At European market open, WTI and Brent crude oil prices decline compared to previous day’s closes

    by VT Markets
    /
    Oct 28, 2025

    WTI Oil price decreased early in the European session, trading at $60.89 per barrel, down from $61.37. Brent crude also declined, now at $64.68, in contrast to its previous close of $65.16.

    WTI Oil, or West Texas Intermediate, is a premium type of crude due to its low gravity and sulphur content. Sourced in the US and distributed via the Cushing hub, it serves as a benchmark for the oil market.

    Supply And Demand Factors

    Supply and demand dynamics largely influence WTI Oil prices. Global growth, political instability, and OPEC’s decisions are notable factors. The US Dollar’s value also affects oil prices because oil is traded primarily in US Dollars.

    Oil inventory reports from the American Petroleum Institute and the Energy Information Agency impact WTI Oil prices. A decrease in inventories indicates higher demand, potentially raising prices. In contrast, increased inventories suggest greater supply, which may lower prices. The EIA’s data is frequently deemed more reliable.

    OPEC, comprised of 12 oil-producing countries, significantly affects WTI Oil prices through production quotas. If OPEC reduces quotas, prices may rise due to tightened supply. Conversely, increasing production can lower prices. OPEC+ includes additional nations, such as Russia, influencing market conditions further.

    With WTI dropping below $61, we see this as confirmation of the bearish trend that has been developing. The immediate market sentiment is weak, suggesting that call options are looking less attractive. Traders may consider buying put options or establishing put spreads to capitalize on further downward movement.

    Impact Of Dollar Strength

    Last week’s Energy Information Administration (EIA) report showed an unexpected inventory build of 2.5 million barrels, which is continuing to pressure prices. This data, combined with recent reports of slowing manufacturing activity in Europe, suggests a weakening demand outlook. This contrasts sharply with the demand-driven price spikes we saw back in 2023.

    Looking ahead, the market is focused on the upcoming OPEC+ meeting scheduled for the end of November. Given the current price levels, we anticipate discussions about extending or even deepening production cuts to support the market. However, any hesitation from key members could send prices tumbling further, creating an opportunity for those positioned for volatility.
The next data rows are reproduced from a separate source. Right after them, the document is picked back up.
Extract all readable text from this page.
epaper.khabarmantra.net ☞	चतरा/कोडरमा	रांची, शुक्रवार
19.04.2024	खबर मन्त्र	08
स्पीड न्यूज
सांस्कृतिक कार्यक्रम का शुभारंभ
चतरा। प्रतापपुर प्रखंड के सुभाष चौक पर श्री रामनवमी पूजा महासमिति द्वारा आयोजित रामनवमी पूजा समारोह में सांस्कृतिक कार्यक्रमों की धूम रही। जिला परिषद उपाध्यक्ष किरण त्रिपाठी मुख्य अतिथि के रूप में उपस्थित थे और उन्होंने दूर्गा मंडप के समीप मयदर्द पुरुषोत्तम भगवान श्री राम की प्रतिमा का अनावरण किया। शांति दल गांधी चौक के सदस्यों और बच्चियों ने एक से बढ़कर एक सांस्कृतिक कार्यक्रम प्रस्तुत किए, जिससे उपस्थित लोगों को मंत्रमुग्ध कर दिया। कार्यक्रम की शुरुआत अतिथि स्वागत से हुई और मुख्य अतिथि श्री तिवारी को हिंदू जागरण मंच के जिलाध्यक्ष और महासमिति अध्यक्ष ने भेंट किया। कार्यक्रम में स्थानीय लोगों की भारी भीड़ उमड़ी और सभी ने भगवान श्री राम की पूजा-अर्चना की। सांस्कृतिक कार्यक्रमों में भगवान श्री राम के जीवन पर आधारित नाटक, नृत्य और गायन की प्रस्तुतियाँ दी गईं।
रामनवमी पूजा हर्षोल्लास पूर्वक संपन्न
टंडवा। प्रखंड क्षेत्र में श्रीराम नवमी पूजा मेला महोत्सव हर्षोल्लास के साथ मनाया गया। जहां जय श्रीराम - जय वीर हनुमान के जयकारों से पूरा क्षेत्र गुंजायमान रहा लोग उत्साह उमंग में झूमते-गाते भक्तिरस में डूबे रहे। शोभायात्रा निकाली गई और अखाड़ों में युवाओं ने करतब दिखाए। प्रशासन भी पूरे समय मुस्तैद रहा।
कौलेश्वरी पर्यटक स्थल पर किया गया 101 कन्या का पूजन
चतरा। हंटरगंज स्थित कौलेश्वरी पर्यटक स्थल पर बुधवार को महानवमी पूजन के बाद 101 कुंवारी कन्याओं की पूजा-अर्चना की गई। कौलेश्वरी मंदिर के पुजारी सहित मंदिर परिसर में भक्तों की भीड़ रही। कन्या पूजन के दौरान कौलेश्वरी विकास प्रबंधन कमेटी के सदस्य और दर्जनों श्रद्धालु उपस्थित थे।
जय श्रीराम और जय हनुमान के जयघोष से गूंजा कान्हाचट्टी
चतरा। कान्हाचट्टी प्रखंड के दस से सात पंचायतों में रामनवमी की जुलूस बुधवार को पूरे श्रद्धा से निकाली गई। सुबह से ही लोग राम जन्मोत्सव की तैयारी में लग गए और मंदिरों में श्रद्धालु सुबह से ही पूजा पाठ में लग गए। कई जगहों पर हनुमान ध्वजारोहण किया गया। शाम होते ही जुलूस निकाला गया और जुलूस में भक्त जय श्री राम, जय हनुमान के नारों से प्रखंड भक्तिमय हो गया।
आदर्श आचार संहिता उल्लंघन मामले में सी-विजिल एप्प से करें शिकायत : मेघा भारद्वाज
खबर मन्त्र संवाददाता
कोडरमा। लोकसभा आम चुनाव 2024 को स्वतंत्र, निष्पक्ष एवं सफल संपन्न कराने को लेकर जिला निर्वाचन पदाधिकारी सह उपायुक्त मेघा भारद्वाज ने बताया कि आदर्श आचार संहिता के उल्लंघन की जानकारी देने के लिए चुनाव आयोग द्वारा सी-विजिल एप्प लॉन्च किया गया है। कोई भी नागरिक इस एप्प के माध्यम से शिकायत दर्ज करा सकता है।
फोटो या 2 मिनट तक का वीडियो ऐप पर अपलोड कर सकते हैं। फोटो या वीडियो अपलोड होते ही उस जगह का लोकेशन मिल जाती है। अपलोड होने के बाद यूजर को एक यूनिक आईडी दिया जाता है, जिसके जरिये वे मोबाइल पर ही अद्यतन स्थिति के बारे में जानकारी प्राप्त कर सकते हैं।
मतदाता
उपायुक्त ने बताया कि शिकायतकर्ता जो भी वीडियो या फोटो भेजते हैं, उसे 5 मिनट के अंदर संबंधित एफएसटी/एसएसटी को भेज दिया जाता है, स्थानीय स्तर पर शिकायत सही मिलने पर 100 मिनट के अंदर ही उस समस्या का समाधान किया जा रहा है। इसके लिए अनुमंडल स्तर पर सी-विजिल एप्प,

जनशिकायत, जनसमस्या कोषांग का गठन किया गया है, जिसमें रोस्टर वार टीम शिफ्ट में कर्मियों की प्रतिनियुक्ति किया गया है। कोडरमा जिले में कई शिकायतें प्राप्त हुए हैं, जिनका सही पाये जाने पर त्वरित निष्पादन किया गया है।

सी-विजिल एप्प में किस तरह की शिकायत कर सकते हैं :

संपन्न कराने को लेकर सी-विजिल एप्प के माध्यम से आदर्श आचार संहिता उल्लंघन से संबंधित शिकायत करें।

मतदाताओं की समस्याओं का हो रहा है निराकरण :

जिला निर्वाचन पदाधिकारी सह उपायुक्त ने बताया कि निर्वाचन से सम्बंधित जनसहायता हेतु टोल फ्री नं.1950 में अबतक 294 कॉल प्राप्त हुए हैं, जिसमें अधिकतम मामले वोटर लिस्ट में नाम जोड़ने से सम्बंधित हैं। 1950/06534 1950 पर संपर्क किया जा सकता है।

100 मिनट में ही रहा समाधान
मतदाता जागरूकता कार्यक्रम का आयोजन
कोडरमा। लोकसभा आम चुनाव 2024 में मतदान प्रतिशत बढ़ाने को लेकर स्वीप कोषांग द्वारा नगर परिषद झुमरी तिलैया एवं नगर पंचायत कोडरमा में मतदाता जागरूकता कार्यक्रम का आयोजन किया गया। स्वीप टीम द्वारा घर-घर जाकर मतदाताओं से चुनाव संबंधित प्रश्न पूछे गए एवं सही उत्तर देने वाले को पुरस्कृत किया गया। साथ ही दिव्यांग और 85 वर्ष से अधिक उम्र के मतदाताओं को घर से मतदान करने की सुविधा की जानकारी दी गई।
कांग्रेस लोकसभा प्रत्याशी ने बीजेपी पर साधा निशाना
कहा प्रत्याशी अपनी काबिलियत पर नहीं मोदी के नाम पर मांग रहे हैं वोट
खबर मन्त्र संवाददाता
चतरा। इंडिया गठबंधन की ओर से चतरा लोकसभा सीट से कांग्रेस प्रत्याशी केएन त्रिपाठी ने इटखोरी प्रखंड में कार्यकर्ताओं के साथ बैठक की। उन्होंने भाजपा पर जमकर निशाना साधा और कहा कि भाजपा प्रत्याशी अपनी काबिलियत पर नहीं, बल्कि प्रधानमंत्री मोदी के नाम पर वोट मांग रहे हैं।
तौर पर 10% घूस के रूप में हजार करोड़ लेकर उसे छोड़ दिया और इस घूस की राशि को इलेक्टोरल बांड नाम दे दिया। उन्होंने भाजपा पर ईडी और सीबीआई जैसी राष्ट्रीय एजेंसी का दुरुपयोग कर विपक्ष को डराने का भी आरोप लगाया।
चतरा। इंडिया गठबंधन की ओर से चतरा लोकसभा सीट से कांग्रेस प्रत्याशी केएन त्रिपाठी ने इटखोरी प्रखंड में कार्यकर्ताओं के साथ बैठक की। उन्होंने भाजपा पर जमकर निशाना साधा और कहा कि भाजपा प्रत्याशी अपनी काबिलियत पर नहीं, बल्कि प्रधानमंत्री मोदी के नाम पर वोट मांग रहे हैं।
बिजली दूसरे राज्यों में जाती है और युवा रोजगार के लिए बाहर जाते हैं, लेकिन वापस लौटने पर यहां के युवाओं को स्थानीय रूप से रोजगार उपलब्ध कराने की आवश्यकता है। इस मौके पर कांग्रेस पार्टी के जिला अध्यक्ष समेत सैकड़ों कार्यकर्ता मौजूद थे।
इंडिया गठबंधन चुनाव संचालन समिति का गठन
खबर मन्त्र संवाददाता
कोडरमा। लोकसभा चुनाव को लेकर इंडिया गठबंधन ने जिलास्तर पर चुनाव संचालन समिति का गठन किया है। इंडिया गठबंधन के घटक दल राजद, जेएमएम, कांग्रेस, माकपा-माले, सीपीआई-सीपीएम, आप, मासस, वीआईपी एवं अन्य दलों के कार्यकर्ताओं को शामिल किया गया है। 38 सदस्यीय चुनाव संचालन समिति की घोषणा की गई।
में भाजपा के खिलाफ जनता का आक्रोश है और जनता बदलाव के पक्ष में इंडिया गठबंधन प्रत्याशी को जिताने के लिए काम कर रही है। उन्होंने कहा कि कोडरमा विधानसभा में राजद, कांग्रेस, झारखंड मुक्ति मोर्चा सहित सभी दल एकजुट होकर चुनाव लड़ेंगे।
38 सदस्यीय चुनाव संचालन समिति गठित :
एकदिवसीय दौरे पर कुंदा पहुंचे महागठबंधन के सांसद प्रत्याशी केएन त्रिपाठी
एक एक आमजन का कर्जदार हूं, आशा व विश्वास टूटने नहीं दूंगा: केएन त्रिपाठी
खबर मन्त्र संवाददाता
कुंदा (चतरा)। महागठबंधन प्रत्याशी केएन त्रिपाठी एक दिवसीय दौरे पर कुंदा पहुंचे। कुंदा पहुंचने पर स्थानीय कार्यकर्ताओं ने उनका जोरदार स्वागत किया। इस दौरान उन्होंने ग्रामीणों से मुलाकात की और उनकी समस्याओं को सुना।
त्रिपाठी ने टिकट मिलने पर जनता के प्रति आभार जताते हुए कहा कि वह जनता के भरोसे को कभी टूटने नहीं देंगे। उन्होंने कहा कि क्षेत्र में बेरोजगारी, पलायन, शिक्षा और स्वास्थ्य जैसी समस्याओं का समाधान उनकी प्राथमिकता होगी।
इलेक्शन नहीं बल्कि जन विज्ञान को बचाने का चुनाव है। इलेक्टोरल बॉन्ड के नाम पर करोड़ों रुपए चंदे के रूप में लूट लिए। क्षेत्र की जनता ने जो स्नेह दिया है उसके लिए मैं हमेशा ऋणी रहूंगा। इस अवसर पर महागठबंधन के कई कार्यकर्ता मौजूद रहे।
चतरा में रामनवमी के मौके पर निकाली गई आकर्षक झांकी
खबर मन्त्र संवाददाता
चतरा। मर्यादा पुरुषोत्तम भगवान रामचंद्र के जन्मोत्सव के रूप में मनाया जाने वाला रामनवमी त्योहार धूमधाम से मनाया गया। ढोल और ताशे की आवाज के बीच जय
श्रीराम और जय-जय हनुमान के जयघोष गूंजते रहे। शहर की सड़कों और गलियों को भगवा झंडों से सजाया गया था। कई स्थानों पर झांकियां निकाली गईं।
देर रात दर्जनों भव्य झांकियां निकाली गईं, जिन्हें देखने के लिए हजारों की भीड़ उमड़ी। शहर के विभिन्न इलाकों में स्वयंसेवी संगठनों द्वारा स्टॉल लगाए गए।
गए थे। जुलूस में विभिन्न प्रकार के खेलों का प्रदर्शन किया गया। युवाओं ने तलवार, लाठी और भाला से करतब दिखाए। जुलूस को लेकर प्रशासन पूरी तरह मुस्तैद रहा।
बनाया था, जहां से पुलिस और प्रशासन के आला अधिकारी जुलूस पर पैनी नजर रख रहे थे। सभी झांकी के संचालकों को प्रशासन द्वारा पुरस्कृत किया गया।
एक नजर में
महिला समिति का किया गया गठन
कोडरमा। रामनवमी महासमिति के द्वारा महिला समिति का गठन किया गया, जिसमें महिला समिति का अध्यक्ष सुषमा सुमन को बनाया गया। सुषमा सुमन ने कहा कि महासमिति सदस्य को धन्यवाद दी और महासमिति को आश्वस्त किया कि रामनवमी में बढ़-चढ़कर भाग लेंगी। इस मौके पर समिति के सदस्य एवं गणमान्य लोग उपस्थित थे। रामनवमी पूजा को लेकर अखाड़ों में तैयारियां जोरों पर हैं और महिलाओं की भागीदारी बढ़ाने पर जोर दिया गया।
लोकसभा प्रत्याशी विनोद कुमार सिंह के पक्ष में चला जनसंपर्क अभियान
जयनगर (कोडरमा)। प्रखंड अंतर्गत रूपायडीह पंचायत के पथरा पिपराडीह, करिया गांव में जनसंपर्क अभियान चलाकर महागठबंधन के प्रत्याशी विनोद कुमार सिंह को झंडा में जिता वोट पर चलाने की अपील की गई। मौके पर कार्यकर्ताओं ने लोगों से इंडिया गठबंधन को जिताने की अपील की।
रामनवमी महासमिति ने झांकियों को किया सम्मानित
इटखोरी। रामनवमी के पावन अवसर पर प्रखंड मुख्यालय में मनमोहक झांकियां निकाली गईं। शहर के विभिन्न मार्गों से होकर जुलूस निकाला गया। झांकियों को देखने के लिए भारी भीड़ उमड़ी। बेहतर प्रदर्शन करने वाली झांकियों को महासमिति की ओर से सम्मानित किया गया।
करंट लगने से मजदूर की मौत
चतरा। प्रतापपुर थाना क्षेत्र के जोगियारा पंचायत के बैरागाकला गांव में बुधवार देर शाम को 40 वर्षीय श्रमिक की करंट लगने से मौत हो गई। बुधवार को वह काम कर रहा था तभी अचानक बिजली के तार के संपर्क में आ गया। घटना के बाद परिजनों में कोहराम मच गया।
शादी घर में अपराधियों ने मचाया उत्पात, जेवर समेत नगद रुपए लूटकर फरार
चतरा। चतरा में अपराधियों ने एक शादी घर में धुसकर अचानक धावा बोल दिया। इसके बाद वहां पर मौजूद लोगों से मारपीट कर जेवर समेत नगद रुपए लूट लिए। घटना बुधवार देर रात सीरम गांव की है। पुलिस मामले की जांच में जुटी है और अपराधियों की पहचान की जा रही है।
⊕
    The strength in the US Dollar is another major factor, with the Dollar Index (DXY) holding firm around the 106.5 level. A strong dollar makes oil more expensive for holders of other currencies, which tends to dampen global demand. As long as the Federal Reserve maintains its hawkish stance on interest rates, this headwind for crude oil is likely to persist.

    Even the typical seasonal support from approaching winter seems muted this year. We are seeing forecasts for a milder-than-average winter in North America, which could reduce demand for heating oil. We recall the price action in the winter of 2024, where similar forecasts kept a lid on any significant rallies until much later in the season.